“But on a well-banked plot Odysseus found his father in solitude
Spading the earth around a young fruit tree.”
Homer, Odyssey

It is one of the most powerful images of Greek literature. An old man is tilling the soil around a young tree. Most likely he will never see the fruit of this tree, and so in some sense neither will he see the fruit of his work.

Yet he still sows seeds, and tills the earth.

Working the earth can uniquely mirror, reveal, and instantiate the profound richness of truly human work—that is ultimately a cultivation of the fullness of human life.

Real human life is a masterpiece beyond compare. It requires the work of cultivating many things—from seeds in the earth, to contexts in the household, to dispositions in the soul.

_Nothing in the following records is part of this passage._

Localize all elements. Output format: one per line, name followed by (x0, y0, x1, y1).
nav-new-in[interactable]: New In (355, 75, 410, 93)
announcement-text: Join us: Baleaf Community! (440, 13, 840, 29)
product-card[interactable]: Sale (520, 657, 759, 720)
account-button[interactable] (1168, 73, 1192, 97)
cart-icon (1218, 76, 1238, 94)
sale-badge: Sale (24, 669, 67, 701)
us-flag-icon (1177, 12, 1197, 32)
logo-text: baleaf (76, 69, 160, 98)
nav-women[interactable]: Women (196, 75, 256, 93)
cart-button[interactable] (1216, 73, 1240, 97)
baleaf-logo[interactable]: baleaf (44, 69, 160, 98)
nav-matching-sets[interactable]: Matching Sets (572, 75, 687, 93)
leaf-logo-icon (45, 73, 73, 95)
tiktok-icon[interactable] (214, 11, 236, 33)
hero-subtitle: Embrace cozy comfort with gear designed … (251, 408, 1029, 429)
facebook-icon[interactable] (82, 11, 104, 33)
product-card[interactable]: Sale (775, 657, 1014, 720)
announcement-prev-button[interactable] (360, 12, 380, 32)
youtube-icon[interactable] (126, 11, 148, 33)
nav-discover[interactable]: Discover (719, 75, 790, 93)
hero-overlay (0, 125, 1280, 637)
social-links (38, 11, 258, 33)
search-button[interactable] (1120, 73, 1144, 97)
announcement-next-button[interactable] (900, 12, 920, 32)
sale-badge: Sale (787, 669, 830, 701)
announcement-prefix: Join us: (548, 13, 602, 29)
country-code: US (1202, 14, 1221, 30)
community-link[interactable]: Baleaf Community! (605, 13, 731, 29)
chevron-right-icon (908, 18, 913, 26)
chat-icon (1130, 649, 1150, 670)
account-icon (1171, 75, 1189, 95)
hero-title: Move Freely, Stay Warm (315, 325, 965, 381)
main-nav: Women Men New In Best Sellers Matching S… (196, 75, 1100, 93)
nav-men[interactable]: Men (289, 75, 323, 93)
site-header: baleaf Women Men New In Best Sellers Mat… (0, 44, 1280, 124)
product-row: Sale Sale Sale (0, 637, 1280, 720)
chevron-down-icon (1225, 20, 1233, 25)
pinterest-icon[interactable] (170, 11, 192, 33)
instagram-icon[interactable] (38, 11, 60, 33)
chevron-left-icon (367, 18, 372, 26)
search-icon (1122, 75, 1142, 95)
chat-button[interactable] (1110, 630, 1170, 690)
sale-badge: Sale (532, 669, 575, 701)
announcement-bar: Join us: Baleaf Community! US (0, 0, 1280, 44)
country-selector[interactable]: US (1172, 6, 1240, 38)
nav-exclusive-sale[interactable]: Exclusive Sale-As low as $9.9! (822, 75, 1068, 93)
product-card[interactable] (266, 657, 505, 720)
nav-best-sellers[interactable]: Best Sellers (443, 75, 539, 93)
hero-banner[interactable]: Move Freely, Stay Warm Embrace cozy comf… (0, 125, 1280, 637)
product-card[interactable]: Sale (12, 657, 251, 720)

Sometimes the work of sowing and cultivating is a delight, while sometimes it is a chore that wearies, weakens, and discourages. It calls for faith—in things we simply don’t understand, for hope—of things that yet can be, later, and for love: love for persons whose flourishing gives meaning and purpose to it all.

Yesterday I was pulling weeds and preparing soil in my overgrown, sunbaked garden. It is time to plant fall greens. As I was doing so I got to thinking. Even in an annual garden, one day I will likely sow seeds the fruit of which I will not live to see and to harvest.

Surely there is a grace in this. It can focus my attention on an astounding gift: to have the opportunity to labor as an exercise of faith, and of hope and of love, even when the fruit is dubious and hidden from sight. Perhaps the notion, nay the reality of the fruit of labor is itself richer and wider than I have realized.

Homer (8th century B.C.) is the great epic poet, author of the Iliad and the Odyssey.